Hacker News new | ask | show | jobs
by bearmf 5164 days ago
If it is that hard the bar is probably set too high. Most of the skills are learned on the job after all. Most smart PhDs who can program well and have sound knowledge of statistics can learn to do this stuff.
1 comments

Given enough time, anyone smart enough to finish a PhD can acquire a set of skills. :)

But it's more than just solid statistics. We're talking about having enough mathematical fluency to develop models rigorously (not just "oh, we'll minimize MSE!!"), test those models, then implement those models--possibly using a distributed algorithm.

From what I hear, these skills take years to develop. Choosing to groom the wrong person is an extremely costly mistake, so making the choice is difficult.

All mathematics consists of rigorous models. But choosing and tweaking a model is more of an art.
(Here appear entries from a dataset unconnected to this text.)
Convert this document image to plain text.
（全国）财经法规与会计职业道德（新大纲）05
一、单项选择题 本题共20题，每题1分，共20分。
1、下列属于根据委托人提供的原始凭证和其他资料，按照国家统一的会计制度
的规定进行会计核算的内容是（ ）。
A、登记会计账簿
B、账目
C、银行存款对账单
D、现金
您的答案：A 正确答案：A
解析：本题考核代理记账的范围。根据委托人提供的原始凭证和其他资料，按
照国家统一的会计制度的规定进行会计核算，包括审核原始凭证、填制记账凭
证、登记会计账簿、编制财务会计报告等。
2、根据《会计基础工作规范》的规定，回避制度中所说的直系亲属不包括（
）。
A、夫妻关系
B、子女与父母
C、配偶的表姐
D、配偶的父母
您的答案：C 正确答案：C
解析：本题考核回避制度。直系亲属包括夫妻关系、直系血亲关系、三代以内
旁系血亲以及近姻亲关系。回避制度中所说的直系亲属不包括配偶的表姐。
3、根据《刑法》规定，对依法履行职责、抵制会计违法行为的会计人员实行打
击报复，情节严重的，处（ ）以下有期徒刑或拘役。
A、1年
Most data scientists apply existing models to new data, they do not develop new ones.

I am sure it takes much less than "years" for any smart PhD in applied mathematics to learn most of data analysis tricks. It is not theoretical physics after all.

Most data scientists apply existing models to new data, they do not develop new ones.
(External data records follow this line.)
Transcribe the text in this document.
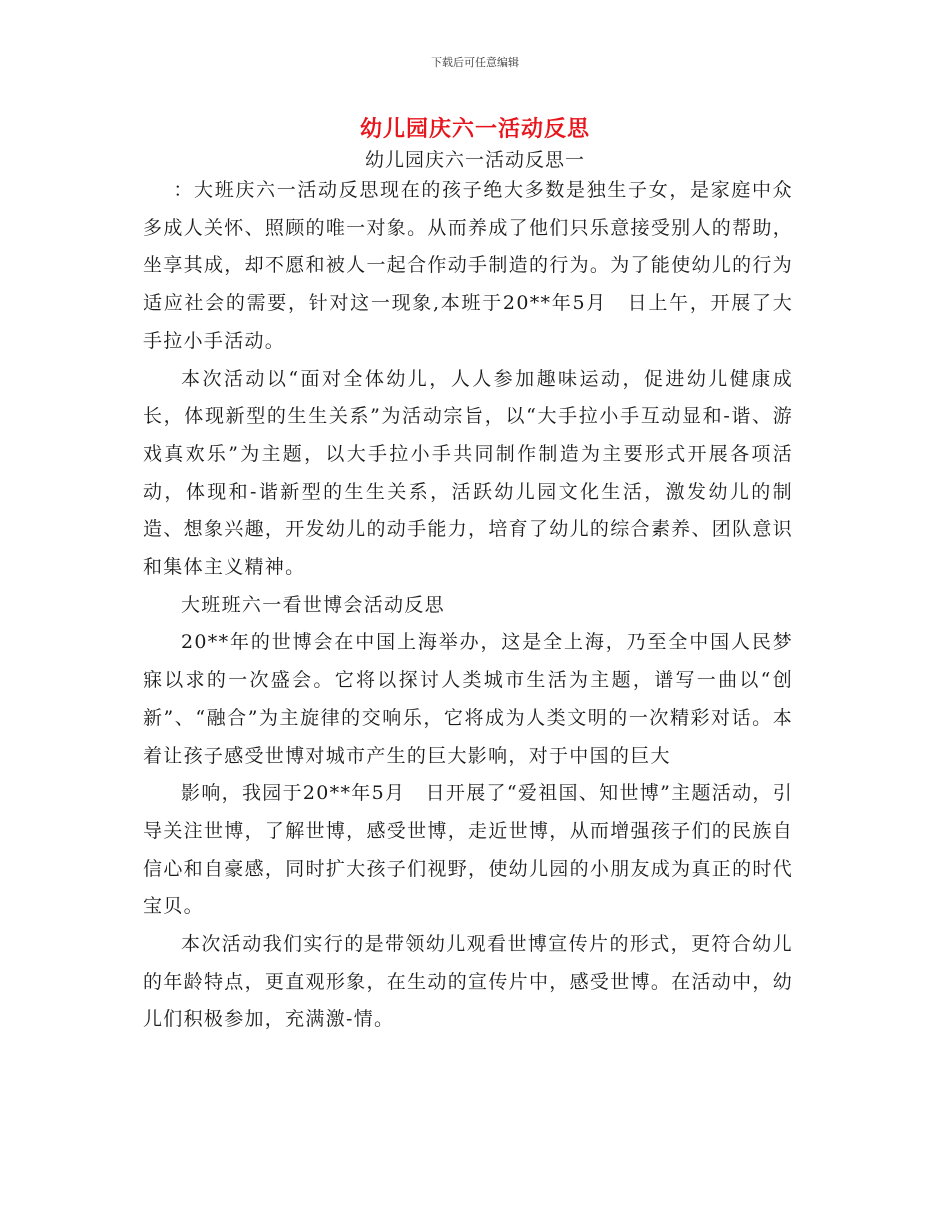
下载后可任意编辑
幼儿园庆六一活动反思
幼儿园庆六一活动反思一

：大班庆六一活动反思现在的孩子绝大多数是独生子女，是家庭中众多成人关怀、照顾的唯一对象。从而养成了他们只乐意接受别人的帮助，坐享其成，却不愿和被人一起合作动手制造的行为。为了能使幼儿的行为适应社会的需要，针对这一现象,本班于20**年5月　日上午，开展了大手拉小手活动。

本次活动以“面对全体幼儿，人人参加趣味运动，促进幼儿健康成长，体现新型的生生关系”为活动宗旨，以“大手拉小手互动显和-谐、游戏真欢乐”为主题，以大手拉小手共同制作制造为主要形式开展各项活动，体现和-谐新型的生生关系，活跃幼儿园文化生活，激发幼儿的制造、想象兴趣，开发幼儿的动手能力，培育了幼儿的综合素养、团队意识和集体主义精神。

大班班六一看世博会活动反思

20**年的世博会在中国上海举办，这是全上海，乃至全中国人民梦寐以求的一次盛会。它将以探讨人类城市生活为主题，谱写一曲以“创新”、“融合”为主旋律的交响乐，它将成为人类文明的一次精彩对话。本着让孩子感受世博对城市产生的巨大影响，对于中国的巨大

影响，我园于20**年5月　日开展了“爱祖国、知世博”主题活动，引导关注世博，了解世博，感受世博，走近世博，从而增强孩子们的民族自信心和自豪感，同时扩大孩子们视野，使幼儿园的小朋友成为真正的时代宝贝。

本次活动我们实行的是带领幼儿观看世博宣传片的形式，更符合幼儿的年龄特点，更直观形象，在生动的宣传片中，感受世博。在活动中，幼儿们积极参加，充满激-情。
I meant "develop" in the software sense. Data scientists use off-the-shelf libraries during initial research, but those libraries usually lack an important feature preventing them from going into production (typically, no support for concurrency).
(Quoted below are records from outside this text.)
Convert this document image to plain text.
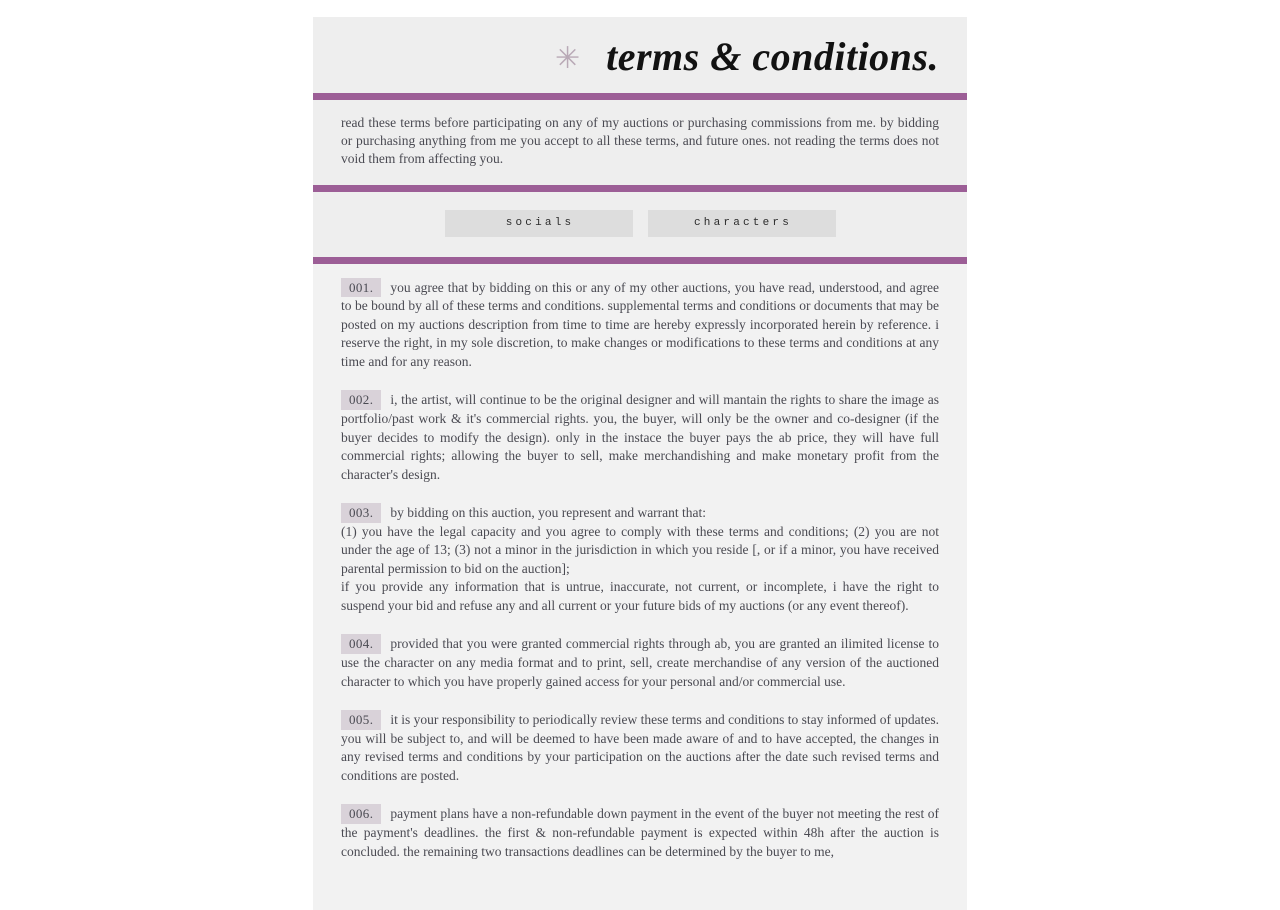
✳ terms & conditions.

read these terms before participating on any of my auctions or purchasing commissions from me. by bidding or purchasing anything from me you accept to all these terms, and future ones. not reading the terms does not void them from affecting you.

socials	characters

001. you agree that by bidding on this or any of my other auctions, you have read, understood, and agree to be bound by all of these terms and conditions. supplemental terms and conditions or documents that may be posted on my auctions description from time to time are hereby expressly incorporated herein by reference. i reserve the right, in my sole discretion, to make changes or modifications to these terms and conditions at any time and for any reason.

002. i, the artist, will continue to be the original designer and will mantain the rights to share the image as portfolio/past work & it's commercial rights. you, the buyer, will only be the owner and co-designer (if the buyer decides to modify the design). only in the instace the buyer pays the ab price, they will have full commercial rights; allowing the buyer to sell, make merchandishing and make monetary profit from the character's design.

003. by bidding on this auction, you represent and warrant that:

(1) you have the legal capacity and you agree to comply with these terms and conditions; (2) you are not under the age of 13; (3) not a minor in the jurisdiction in which you reside [, or if a minor, you have received parental permission to bid on the auction];

if you provide any information that is untrue, inaccurate, not current, or incomplete, i have the right to suspend your bid and refuse any and all current or your future bids of my auctions (or any event thereof).

004. provided that you were granted commercial rights through ab, you are granted an ilimited license to use the character on any media format and to print, sell, create merchandise of any version of the auctioned character to which you have properly gained access for your personal and/or commercial use.

005. it is your responsibility to periodically review these terms and conditions to stay informed of updates. you will be subject to, and will be deemed to have been made aware of and to have accepted, the changes in any revised terms and conditions by your participation on the auctions after the date such revised terms and conditions are posted.

006. payment plans have a non-refundable down payment in the event of the buyer not meeting the rest of the payment's deadlines. the first & non-refundable payment is expected within 48h after the auction is concluded. the remaining two transactions deadlines can be determined by the buyer to me,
I am sure it takes much less than "years" ... to learn most of data analysis tricks.

I used to be cynical about "data science," too. After four months of working on a data science team, though, I'm a believer.

A data scientist is really a "full-stack data developer." He or she needs the ability to work with advanced models, use them to analyze large amounts of data, and modify those models to work concurrently or in a distributed system if desired (and its often desired). It's more than just "analysis tricks."